Section: New Results

Generation of Diverse Behavioral Data

We target the automatic generation of visual data depicting human behavior, and in particular how to design a method able to learn the generation of data diversity. In particular, we focus on smiles, because each smile is unique: one person surely smiles in different ways (e.g. closing/opening the eyes or mouth). We wonder if given one input image of a neutral face, we can generate multiple smile videos with distinctive characteristics. To tackle this one-to-many video generation problem, we propose a novel deep learning architecture named Conditional MultiMode Network (CMM-Net). To better encode the dynamics of facial expressions, CMM-Net explicitly exploits facial landmarks for generating smile sequences. Specifically, a variational auto-encoder is used to learn a facial landmark embedding. This single embedding is then exploited by a conditional recurrent network which generates a landmark embedding sequence conditioned on a specific expression (e.g. spontaneous smile), implemented as a Conditional LSTM. Next, the generated landmark embeddings are fed into a multi-mode recurrent landmark generator, producing a set of landmark sequences still associated to the given smile class but clearly distinct from each other, we call that a Multi-Mode LSTM. Finally, these landmark sequences are translated into face videos.
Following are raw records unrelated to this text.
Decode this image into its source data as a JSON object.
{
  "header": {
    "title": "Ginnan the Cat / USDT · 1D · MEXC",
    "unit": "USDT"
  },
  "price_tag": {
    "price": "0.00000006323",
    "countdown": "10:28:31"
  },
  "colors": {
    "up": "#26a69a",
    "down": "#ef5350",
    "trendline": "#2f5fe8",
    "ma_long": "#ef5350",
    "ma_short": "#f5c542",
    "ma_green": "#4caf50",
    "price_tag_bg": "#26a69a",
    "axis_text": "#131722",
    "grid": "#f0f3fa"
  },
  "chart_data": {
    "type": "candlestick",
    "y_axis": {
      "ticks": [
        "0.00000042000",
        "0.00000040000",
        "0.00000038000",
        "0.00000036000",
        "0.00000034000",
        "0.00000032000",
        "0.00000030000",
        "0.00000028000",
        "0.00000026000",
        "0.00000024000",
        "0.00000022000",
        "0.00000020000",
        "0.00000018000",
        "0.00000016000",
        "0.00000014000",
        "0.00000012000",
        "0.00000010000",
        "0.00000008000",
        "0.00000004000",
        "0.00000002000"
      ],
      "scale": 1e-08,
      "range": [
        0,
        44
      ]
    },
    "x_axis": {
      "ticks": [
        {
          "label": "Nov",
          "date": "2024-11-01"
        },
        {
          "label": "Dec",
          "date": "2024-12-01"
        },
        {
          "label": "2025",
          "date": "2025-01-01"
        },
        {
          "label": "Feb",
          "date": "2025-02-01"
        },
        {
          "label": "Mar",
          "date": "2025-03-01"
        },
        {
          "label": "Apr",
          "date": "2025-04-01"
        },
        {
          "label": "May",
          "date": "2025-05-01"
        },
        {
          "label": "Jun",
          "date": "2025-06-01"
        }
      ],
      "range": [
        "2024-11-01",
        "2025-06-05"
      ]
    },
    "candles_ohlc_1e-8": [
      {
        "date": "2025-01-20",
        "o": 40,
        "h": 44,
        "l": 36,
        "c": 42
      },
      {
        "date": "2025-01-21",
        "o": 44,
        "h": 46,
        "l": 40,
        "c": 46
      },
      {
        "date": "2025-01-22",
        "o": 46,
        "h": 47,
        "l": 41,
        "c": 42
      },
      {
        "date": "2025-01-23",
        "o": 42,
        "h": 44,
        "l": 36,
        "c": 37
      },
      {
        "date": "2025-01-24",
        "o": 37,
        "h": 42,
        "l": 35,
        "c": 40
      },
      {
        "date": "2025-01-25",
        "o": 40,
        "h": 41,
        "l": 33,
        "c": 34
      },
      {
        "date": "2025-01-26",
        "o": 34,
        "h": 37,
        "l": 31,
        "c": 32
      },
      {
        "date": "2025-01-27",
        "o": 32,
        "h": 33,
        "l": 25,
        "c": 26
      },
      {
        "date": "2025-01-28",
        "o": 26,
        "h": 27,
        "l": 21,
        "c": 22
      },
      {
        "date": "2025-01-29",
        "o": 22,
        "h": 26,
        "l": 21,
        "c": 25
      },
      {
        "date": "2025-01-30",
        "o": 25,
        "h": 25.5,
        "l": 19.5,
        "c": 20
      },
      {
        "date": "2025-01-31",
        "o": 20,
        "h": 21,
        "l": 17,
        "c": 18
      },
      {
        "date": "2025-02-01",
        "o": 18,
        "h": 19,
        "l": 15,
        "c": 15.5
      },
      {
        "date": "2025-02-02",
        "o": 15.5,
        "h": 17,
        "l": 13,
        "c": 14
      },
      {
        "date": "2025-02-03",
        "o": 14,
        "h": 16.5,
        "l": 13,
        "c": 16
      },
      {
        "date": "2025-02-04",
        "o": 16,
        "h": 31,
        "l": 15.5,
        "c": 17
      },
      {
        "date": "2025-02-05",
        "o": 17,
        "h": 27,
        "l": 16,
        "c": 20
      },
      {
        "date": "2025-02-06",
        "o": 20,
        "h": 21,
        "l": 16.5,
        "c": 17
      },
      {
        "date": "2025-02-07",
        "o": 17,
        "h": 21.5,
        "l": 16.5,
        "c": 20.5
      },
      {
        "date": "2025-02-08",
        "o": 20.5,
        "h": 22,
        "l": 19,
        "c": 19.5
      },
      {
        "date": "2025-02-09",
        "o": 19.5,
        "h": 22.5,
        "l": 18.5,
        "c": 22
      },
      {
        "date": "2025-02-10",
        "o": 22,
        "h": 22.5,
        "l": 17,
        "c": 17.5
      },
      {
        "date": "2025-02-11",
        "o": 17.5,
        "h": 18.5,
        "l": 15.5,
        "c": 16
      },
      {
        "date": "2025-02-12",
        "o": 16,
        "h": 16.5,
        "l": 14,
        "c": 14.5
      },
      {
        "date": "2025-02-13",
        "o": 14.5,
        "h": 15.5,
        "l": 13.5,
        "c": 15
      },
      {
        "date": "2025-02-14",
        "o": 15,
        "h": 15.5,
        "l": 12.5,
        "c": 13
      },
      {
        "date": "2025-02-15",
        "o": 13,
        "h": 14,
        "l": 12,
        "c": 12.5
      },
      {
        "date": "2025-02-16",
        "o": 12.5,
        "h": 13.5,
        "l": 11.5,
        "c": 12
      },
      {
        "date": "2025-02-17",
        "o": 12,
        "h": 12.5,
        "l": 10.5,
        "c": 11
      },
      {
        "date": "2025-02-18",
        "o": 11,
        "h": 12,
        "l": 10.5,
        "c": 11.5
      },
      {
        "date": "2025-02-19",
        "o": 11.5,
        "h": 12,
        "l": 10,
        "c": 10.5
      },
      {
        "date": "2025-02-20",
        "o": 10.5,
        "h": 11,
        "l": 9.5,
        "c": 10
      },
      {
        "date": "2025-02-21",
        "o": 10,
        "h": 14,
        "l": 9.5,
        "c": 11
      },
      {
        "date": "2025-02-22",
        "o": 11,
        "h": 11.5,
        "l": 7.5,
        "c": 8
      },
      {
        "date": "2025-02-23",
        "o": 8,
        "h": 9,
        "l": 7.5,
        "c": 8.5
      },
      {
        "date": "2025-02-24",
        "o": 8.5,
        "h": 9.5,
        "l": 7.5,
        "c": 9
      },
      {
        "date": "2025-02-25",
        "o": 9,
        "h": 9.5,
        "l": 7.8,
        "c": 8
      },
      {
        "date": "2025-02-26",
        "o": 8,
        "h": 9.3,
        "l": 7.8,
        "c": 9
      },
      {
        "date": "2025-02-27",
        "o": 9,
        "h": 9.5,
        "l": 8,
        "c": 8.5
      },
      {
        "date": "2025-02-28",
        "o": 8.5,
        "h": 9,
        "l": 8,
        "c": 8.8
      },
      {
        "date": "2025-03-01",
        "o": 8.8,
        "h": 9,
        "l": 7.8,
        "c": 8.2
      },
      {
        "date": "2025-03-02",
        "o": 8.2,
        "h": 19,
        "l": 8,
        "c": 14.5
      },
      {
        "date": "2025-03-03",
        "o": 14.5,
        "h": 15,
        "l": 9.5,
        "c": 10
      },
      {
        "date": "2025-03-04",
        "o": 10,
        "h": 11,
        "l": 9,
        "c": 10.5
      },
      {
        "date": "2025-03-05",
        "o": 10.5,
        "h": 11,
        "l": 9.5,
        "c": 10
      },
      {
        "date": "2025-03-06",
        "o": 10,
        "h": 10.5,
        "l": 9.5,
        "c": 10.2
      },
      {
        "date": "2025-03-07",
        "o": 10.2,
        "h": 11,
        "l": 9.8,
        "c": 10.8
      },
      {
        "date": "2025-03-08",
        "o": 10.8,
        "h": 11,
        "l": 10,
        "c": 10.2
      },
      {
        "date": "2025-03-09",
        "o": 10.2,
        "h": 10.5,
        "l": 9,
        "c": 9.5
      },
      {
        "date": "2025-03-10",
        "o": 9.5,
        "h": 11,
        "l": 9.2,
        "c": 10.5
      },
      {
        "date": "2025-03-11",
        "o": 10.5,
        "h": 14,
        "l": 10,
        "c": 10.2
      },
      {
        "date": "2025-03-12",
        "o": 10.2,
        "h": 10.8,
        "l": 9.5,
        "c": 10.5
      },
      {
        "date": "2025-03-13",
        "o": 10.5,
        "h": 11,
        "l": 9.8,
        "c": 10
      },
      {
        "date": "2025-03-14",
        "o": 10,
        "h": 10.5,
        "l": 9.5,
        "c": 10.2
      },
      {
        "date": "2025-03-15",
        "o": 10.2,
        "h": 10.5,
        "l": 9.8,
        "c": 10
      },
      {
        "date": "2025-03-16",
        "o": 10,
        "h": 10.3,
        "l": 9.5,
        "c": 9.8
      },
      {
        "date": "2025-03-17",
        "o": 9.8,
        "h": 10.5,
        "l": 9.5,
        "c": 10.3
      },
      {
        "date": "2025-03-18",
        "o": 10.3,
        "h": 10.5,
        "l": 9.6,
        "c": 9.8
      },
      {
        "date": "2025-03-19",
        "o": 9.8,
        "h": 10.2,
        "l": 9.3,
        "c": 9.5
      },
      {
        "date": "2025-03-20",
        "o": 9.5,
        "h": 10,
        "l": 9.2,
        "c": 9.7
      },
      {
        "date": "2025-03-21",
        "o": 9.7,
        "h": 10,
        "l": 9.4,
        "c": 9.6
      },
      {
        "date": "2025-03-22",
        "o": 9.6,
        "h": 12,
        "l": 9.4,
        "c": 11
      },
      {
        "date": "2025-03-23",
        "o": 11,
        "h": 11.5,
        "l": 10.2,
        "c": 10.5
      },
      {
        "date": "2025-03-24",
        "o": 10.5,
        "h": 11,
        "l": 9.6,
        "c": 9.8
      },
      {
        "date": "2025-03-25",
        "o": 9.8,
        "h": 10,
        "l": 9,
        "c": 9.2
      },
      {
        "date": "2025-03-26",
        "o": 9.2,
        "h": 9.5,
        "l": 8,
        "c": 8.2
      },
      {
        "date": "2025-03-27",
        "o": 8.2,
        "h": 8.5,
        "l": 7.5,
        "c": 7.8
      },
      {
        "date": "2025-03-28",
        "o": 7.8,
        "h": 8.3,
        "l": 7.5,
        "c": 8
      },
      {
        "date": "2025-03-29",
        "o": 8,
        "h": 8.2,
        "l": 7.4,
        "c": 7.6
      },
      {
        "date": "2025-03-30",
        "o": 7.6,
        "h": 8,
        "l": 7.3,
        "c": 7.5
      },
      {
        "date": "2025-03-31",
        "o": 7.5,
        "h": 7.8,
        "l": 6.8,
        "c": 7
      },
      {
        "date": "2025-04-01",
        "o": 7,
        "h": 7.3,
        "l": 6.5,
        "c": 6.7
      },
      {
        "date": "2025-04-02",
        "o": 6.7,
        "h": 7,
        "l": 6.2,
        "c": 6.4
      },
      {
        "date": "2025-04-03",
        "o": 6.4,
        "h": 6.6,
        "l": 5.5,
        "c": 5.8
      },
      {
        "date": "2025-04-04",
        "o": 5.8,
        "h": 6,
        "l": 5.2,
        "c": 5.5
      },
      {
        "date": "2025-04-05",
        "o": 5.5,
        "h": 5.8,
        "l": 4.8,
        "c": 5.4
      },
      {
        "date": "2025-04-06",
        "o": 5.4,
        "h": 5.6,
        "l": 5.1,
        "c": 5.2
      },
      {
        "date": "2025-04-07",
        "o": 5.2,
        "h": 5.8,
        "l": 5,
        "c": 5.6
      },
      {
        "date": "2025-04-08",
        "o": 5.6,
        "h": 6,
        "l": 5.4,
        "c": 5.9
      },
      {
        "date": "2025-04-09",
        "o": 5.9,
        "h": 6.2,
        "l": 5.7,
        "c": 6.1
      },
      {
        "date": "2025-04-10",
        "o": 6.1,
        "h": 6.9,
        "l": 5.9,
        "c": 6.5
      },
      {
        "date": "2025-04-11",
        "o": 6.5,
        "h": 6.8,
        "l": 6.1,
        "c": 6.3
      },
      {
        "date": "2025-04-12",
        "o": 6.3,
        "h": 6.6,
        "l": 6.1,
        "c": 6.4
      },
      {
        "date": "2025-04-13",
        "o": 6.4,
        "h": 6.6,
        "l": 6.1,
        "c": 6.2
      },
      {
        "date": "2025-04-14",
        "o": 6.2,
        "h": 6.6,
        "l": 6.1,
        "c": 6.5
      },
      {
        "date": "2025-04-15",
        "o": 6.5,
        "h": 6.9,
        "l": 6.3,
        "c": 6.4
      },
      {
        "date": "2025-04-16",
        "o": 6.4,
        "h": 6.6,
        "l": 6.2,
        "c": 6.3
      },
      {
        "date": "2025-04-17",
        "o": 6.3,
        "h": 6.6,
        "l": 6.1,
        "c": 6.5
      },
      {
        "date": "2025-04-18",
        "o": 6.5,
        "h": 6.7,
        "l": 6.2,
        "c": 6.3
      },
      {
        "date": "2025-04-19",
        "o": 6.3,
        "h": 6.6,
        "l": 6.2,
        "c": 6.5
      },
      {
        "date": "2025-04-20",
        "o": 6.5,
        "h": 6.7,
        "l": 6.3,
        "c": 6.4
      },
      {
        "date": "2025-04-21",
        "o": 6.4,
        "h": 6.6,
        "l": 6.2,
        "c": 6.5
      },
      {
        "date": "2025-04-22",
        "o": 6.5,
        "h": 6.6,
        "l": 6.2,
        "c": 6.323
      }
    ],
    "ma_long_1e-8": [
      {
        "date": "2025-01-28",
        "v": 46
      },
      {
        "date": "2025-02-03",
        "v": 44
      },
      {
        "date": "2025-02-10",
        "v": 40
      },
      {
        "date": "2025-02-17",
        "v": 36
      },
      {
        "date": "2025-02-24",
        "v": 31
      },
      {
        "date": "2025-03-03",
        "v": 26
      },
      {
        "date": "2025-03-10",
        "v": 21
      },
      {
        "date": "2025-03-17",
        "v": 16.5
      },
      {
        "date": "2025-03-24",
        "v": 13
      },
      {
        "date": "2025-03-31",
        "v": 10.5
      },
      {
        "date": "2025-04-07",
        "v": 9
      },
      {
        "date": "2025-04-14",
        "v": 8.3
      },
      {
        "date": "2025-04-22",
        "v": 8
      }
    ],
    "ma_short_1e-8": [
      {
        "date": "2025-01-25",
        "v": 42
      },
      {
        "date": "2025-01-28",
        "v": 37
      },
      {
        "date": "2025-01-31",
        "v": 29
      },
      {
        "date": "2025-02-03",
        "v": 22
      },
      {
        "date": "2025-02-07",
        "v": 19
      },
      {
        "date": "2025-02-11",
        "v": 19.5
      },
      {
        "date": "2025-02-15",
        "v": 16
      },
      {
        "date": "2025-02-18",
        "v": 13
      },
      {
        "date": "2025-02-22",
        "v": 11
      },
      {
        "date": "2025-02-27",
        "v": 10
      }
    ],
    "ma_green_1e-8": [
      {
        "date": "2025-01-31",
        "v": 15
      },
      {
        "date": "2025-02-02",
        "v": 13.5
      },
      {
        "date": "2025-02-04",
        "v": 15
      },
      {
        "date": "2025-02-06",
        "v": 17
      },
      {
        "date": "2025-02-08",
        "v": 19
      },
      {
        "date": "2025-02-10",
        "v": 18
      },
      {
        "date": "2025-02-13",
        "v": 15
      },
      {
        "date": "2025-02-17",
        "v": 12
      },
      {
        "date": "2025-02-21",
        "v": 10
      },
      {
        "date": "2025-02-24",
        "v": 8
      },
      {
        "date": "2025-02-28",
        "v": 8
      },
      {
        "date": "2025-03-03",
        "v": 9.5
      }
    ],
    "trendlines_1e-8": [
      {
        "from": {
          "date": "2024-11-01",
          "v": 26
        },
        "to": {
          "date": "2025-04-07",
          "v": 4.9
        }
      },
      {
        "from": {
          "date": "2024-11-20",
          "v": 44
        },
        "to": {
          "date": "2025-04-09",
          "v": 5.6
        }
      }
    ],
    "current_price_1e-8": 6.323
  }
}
Our experimental results, see Figure 7, demonstrate the effectiveness of our CMM-Net in generating realistic videos of multiple smile expressions [52].

Figure 7. Multi-mode generation example with a sequence: landmarks (left) and associated face images (right) after the landmark-to-image decoding step based on Variational Auto-Encoders. The rows correspond to the original sequence (first), output of the Conditional LSTM (second), and output of the Multi-Mode LSTM (last three rows).